8. O movimento intersexo é um movimento identitário assim como outros movimentos GLBT’s. (Falso)
Não exatamente. A Organização Intersexo Internacional faz campanha por direitos humanos plenos para todas as pessoas nascidas com variações intersexo, algumas das quais não reivindicam “intersexo” como uma identidade. Nossa comunidade diversificada inclui pessoas que se identificam como homens intersexuais, mulheres intersexuais, intersexuais, homens, mulheres, ou em algumas vezes também transgênero.
9. A maioria das pessoas intersexo é designada mulher. (Falso)
Muitas condições intersexo em bebês designados homens são constantemente ignoradas e seus pais são simplesmente informados que existe algum problema em urinar adequadamente ou que um testículo não foi formado, etc. Ademais, em várias partes do mundo pessoas intersexo são designadas como homens o quanto mais possível for, porque ser homem é visto como mais socialmente desejável. Quando alguma pessoa lê sobre todas as variações de condições intersexo, percebe que uma pessoa nascida com uma condição intersexo é mais provável de ser designada como homem do que como mulher.
10. Intersexualidade é uma condição que pode ser curada. (Falso)
“Normalização” cirúrgica de corpos intersexo é uma tentativa, como eugenia, de remover diferenças as quais algumas pessoas decidiram como indesejáveis, e constantemente cria problemas que antes não existiam. Considerar as variações intersexo como condições que podem ser curadas, justifica as práticas médicas bárbara as quais somos frequentemente subjulgad@s, tais como cirurgias genitais e/ou hormônios, que podem ser contrários as nossas próprias identidades intrínsecas, e tratamentos psicológicos que não desejamos cumprir.
(Fonte original: oiiusa.org)
(Fonte tumblr: http://queerandpresentdanger.tumblr.com/post/24234818461)

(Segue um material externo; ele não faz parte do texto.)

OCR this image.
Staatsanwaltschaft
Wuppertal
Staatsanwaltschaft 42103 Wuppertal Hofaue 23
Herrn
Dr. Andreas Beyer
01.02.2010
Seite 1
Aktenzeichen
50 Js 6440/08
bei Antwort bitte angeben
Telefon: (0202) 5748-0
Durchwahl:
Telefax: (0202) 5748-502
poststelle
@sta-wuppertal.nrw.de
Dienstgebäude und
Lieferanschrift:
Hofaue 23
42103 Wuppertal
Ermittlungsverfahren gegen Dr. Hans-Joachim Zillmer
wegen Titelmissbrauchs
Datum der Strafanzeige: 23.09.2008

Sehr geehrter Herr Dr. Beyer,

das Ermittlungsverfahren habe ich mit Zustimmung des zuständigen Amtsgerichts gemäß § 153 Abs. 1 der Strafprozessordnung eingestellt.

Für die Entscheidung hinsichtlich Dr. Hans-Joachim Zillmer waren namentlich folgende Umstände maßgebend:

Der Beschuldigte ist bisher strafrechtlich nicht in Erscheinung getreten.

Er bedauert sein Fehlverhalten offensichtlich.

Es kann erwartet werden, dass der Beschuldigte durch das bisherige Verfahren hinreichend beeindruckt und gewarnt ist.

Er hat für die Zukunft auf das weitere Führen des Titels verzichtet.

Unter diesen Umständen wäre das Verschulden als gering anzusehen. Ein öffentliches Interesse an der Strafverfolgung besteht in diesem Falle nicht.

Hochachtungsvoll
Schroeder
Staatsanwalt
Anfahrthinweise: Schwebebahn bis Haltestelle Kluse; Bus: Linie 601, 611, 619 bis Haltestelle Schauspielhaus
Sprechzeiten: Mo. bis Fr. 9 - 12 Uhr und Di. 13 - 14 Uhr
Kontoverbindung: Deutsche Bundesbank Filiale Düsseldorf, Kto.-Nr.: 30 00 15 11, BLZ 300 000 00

[N.T. I - Os termos male/female foram traduzidos como homem/mulher em algumas frases, pois não faria sentido de outro modo, mesmo que seja verificada diferenciação em relação a man/woman em alguns outros textos que se propõem a falar sobre gênero de alguma forma. II - gender assignment foi traduzido por designação sexual, para manter o caráter médico, mesmo que gender seja um termo problemático por si só. II – Foi adicionado o @ para neutralizar marcações de gênero, as quais justamente inexistem em inglês. Em outras partes utilizei o termo "pessoa/s" para tentar neutralizar o gênero].
Blog super interessante.
Precisamos falar mais e mais sobre esse assunto que continua sendo um tabu até entre os médicos.